So he then went on to explain the options available which was radical prostatectomy which is removal of the prostate, radiotherapy, which in this particular hospital they carried out 3D conformal beam therapy which tends to be more accurate than the older methods used. And he wrote to confirm to my GP that that's the diagnosis and advice given to me and that further appointments would be made to go through the various options, with both himself and his team of assistants, surgeons and oncologists.

Did he mention that just active monitoring was another option?

He did mention that which he called watchful waiting. In fact in some ways he did put quite a bit of emphasis on that by saying that this would be done by doing regular PSA tests and if they remained of a similar reading to what was apparent for the diagnosis it was thought the cancer would be relatively quiet, and not causing immediate problems.

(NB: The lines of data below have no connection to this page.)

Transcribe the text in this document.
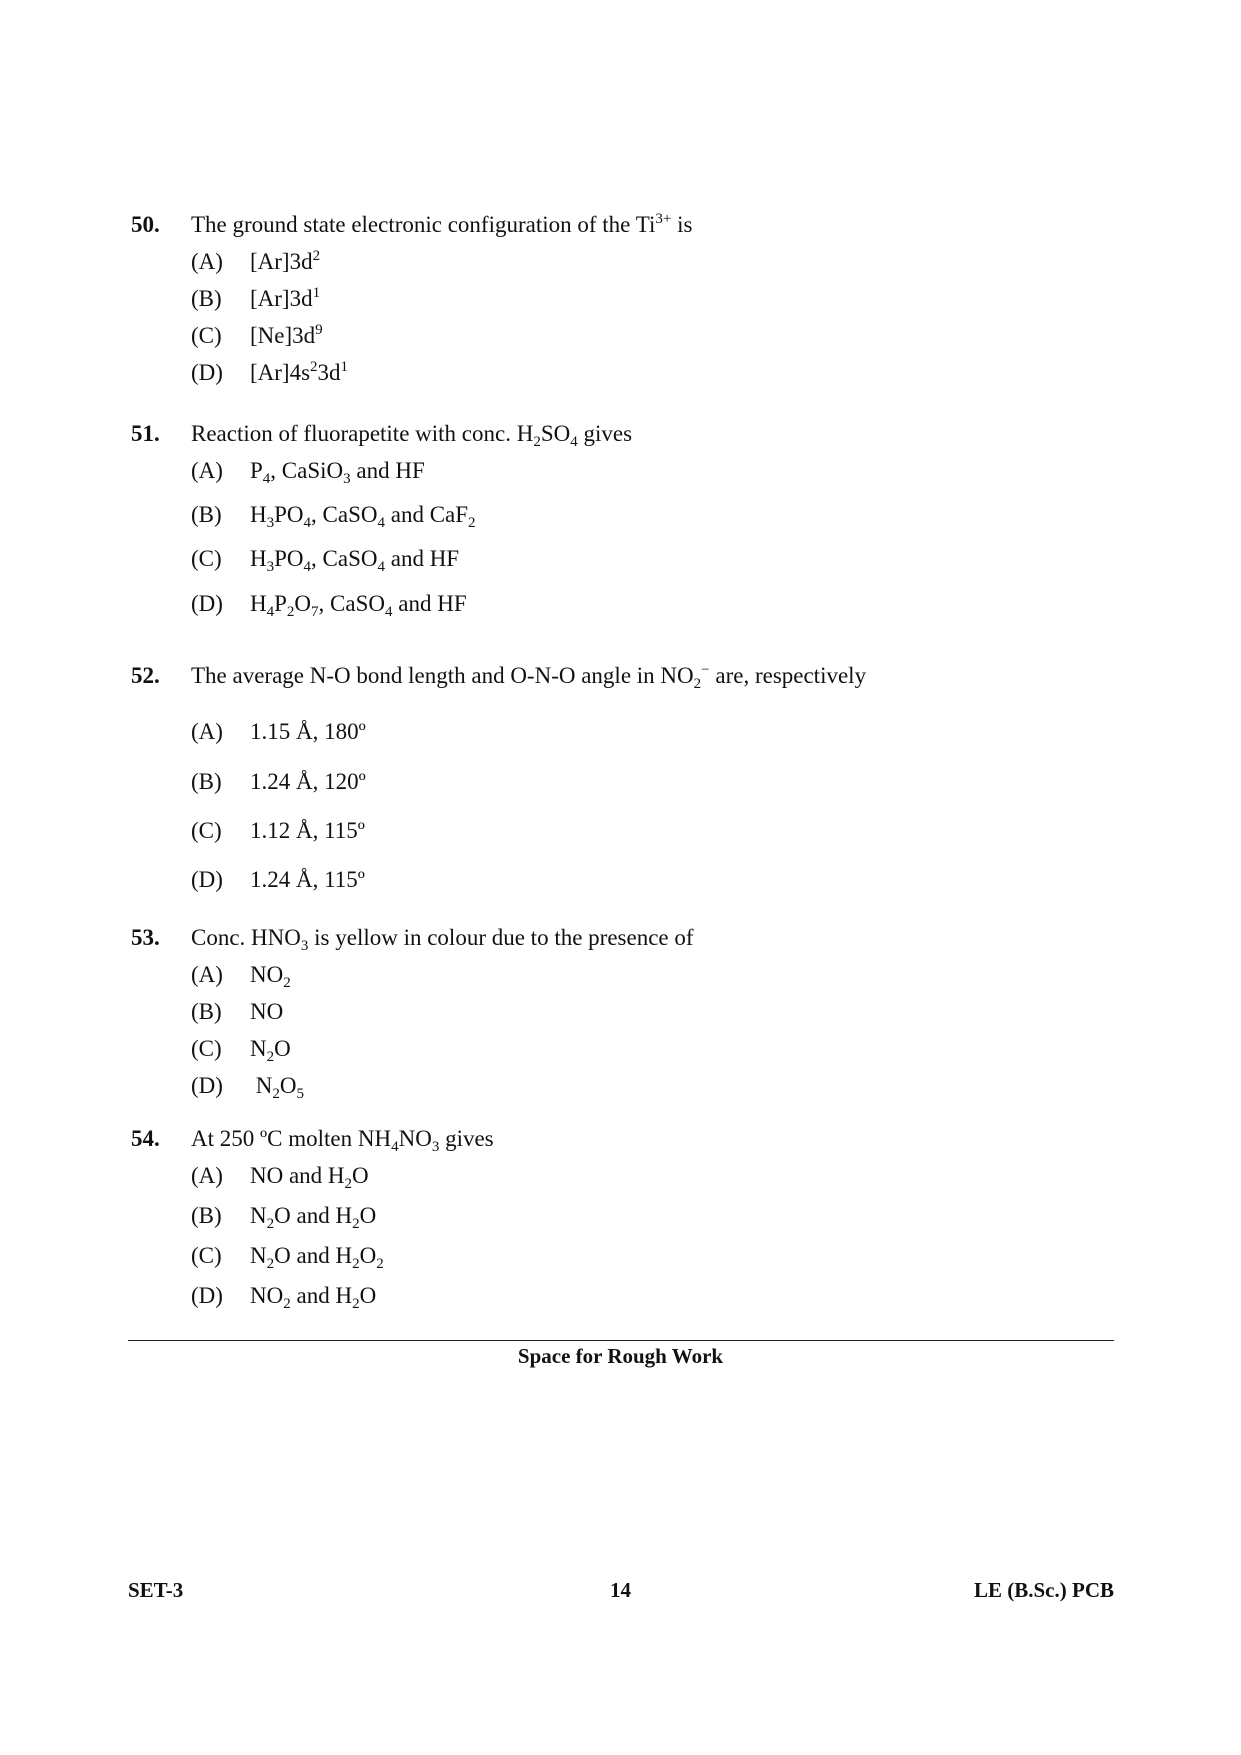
50. The ground state electronic configuration of the $Ti^{3+}$ is
(A) $[Ar]3d^2$
(B) $[Ar]3d^1$
(C) $[Ne]3d^9$
(D) $[Ar]4s^23d^1$
51. Reaction of fluorapetite with conc. $H_2SO_4$ gives
(A) $P_4$, CaSiO$_3$ and HF
(B) $H_3PO_4$, CaSO$_4$ and CaF$_2$
(C) $H_3PO_4$, CaSO$_4$ and HF
(D) $H_4P_2O_7$, CaSO$_4$ and HF
52. The average N-O bond length and O-N-O angle in $NO_2^-$ are, respectively
(A) 1.15 Å, 180º
(B) 1.24 Å, 120º
(C) 1.12 Å, 115º
(D) 1.24 Å, 115º
53. Conc. $HNO_3$ is yellow in colour due to the presence of
(A) $NO_2$
(B) NO
(C) $N_2O$
(D) $N_2O_5$
54. At 250 ºC molten $NH_4NO_3$ gives
(A) NO and $H_2O$
(B) $N_2O$ and $H_2O$
(C) $N_2O$ and $H_2O_2$
(D) $NO_2$ and $H_2O$
Space for Rough Work
SET-3	14	LE (B.Sc.) PCB
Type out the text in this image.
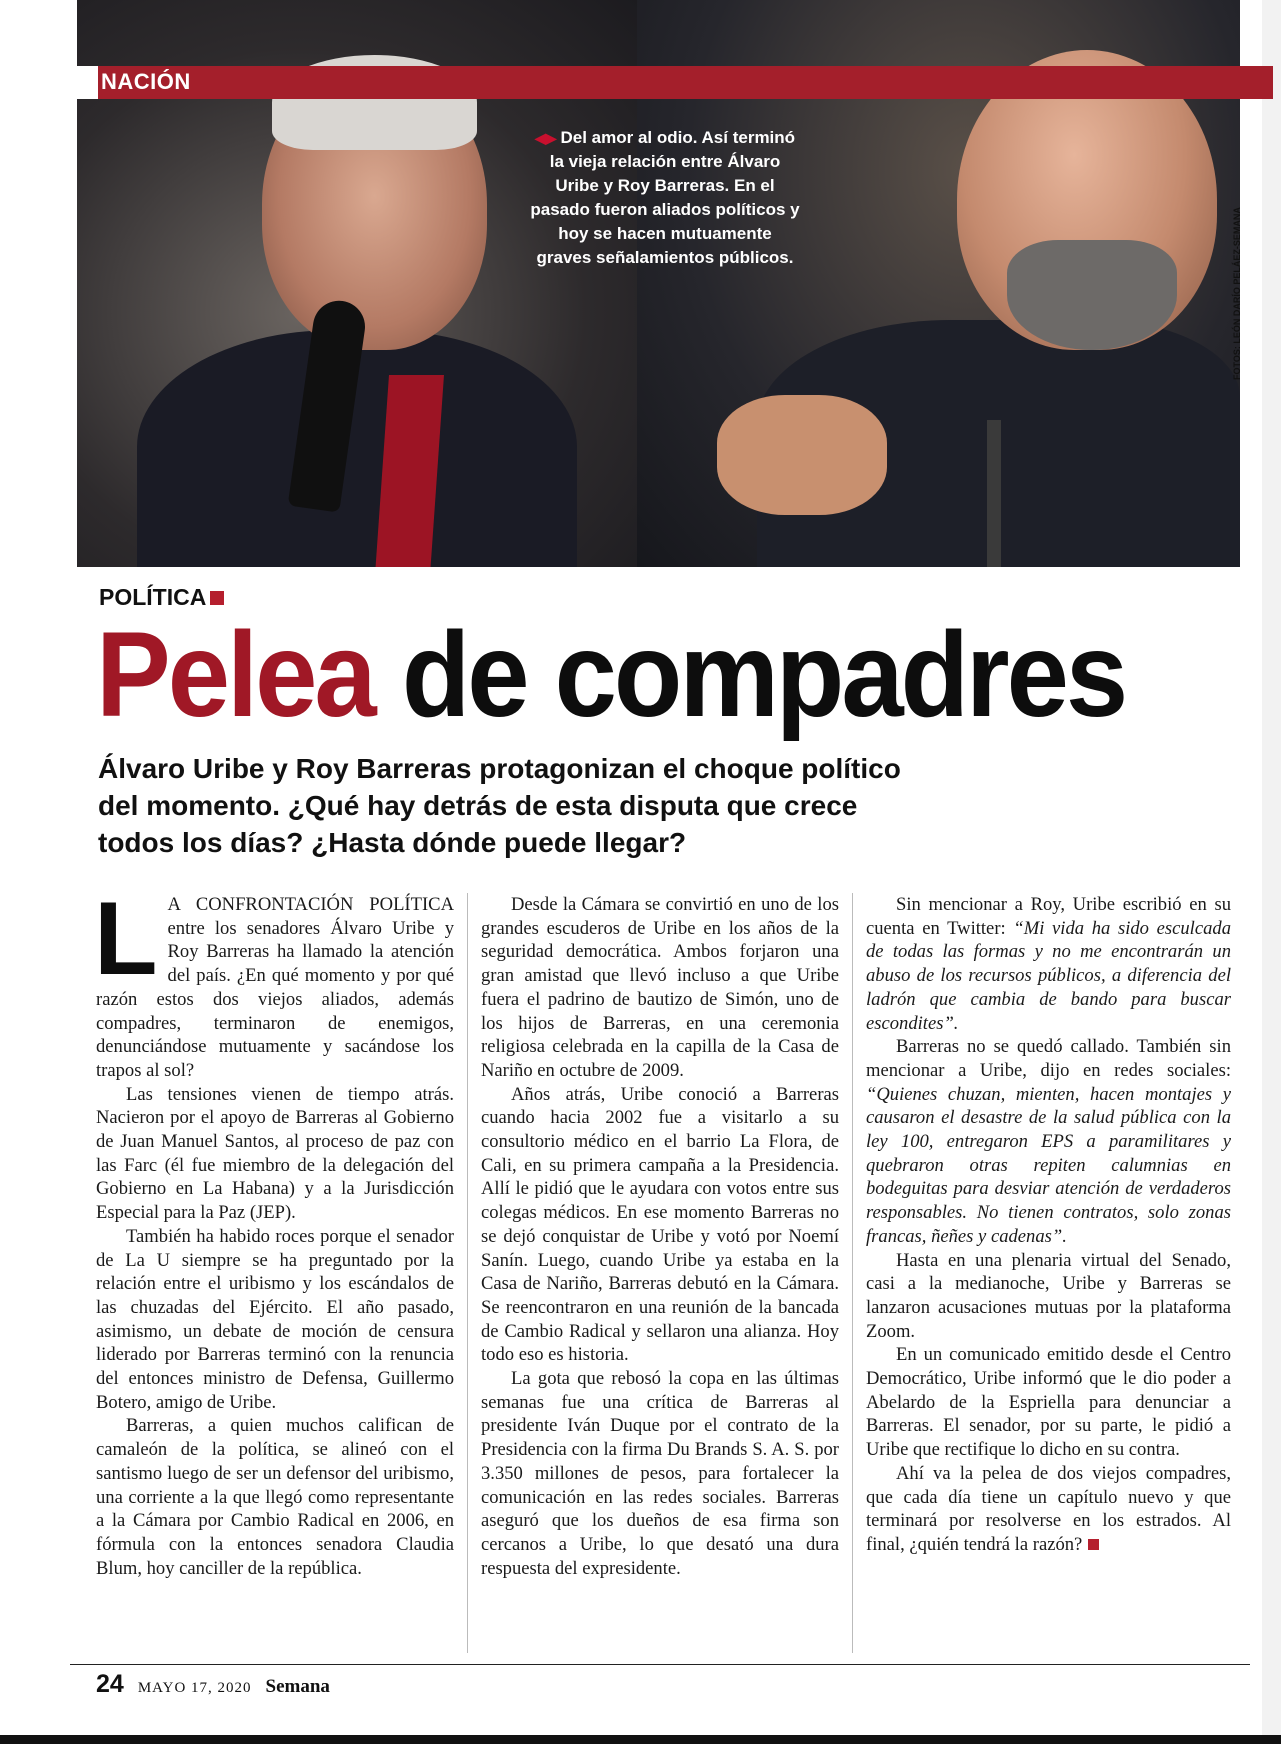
NACIÓN
◀▶ Del amor al odio. Así terminó la vieja relación entre Álvaro Uribe y Roy Barreras. En el pasado fueron aliados políticos y hoy se hacen mutuamente graves señalamientos públicos.	FOTOS: LEÓN DARÍO PELÁEZ-SEMANA
POLÍTICA
Pelea de compadres
Álvaro Uribe y Roy Barreras protagonizan el choque político del momento. ¿Qué hay detrás de esta disputa que crece todos los días? ¿Hasta dónde puede llegar?

L A CONFRONTACIÓN POLÍTICA entre los senadores Álvaro Uribe y Roy Barreras ha llamado la atención del país. ¿En qué momento y por qué razón estos dos viejos aliados, además compadres, terminaron de enemigos, denunciándose mutuamente y sacándose los trapos al sol?

Las tensiones vienen de tiempo atrás. Nacieron por el apoyo de Barreras al Gobierno de Juan Manuel Santos, al proceso de paz con las Farc (él fue miembro de la delegación del Gobierno en La Habana) y a la Jurisdicción Especial para la Paz (JEP).

También ha habido roces porque el senador de La U siempre se ha preguntado por la relación entre el uribismo y los escándalos de las chuzadas del Ejército. El año pasado, asimismo, un debate de moción de censura liderado por Barreras terminó con la renuncia del entonces ministro de Defensa, Guillermo Botero, amigo de Uribe.

Barreras, a quien muchos califican de camaleón de la política, se alineó con el santismo luego de ser un defensor del uribismo, una corriente a la que llegó como representante a la Cámara por Cambio Radical en 2006, en fórmula con la entonces senadora Claudia Blum, hoy canciller de la república.

Desde la Cámara se convirtió en uno de los grandes escuderos de Uribe en los años de la seguridad democrática. Ambos forjaron una gran amistad que llevó incluso a que Uribe fuera el padrino de bautizo de Simón, uno de los hijos de Barreras, en una ceremonia religiosa celebrada en la capilla de la Casa de Nariño en octubre de 2009.

Años atrás, Uribe conoció a Barreras cuando hacia 2002 fue a visitarlo a su consultorio médico en el barrio La Flora, de Cali, en su primera campaña a la Presidencia. Allí le pidió que le ayudara con votos entre sus colegas médicos. En ese momento Barreras no se dejó conquistar de Uribe y votó por Noemí Sanín. Luego, cuando Uribe ya estaba en la Casa de Nariño, Barreras debutó en la Cámara. Se reencontraron en una reunión de la bancada de Cambio Radical y sellaron una alianza. Hoy todo eso es historia.

La gota que rebosó la copa en las últimas semanas fue una crítica de Barreras al presidente Iván Duque por el contrato de la Presidencia con la firma Du Brands S. A. S. por 3.350 millones de pesos, para fortalecer la comunicación en las redes sociales. Barreras aseguró que los dueños de esa firma son cercanos a Uribe, lo que desató una dura respuesta del expresidente.

Sin mencionar a Roy, Uribe escribió en su cuenta en Twitter: “Mi vida ha sido esculcada de todas las formas y no me encontrarán un abuso de los recursos públicos, a diferencia del ladrón que cambia de bando para buscar escondites”.

Barreras no se quedó callado. También sin mencionar a Uribe, dijo en redes sociales: “Quienes chuzan, mienten, hacen montajes y causaron el desastre de la salud pública con la ley 100, entregaron EPS a paramilitares y quebraron otras repiten calumnias en bodeguitas para desviar atención de verdaderos responsables. No tienen contratos, solo zonas francas, ñeñes y cadenas”.

Hasta en una plenaria virtual del Senado, casi a la medianoche, Uribe y Barreras se lanzaron acusaciones mutuas por la plataforma Zoom.

En un comunicado emitido desde el Centro Democrático, Uribe informó que le dio poder a Abelardo de la Espriella para denunciar a Barreras. El senador, por su parte, le pidió a Uribe que rectifique lo dicho en su contra.

Ahí va la pelea de dos viejos compadres, que cada día tiene un capítulo nuevo y que terminará por resolverse en los estrados. Al final, ¿quién tendrá la razón?

24 MAYO 17, 2020 Semana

And he said that certainly I would be a suitable candidate for brachytherapy but unfortunately they don't do that at my local hospital in [the local city] but they had a tie up with another hospital and that could be arranged. But anyway it was a possibility and I would make the decision when I'd spoken to the oncologist and gone through the various options. I also had an appointment with the surgeon who performed radical prostatectomy and basically on that appointment I had interviews with the oncologist and the surgeon and they explained their procedures for total removal of the prostate or 3D conformal beam therapy directed at the prostate. They also explained what brachytherapy was which was basically a form of radiology but by injection of radioactive seeds into the prostate. Having considered all the options and the various side-effects applicable to all the options and also having read the Prostate Cancer's [Charity] toolkit I was leaning very much towards brachytherapy and on the next appointment with the consultant when it was basically decision time although he did emphasise that there was no hurry and I didn't have to decide as a matter or urgency, nevertheless I felt that due to my age I, and knowing the cancer was there I felt something should be done about it rather than taking the option of making a long time to make my mind up or go for the watchful waiting option.
 

 

His thinks his GP did a PSA test as part of a routine 'check-up'. He had no symptoms.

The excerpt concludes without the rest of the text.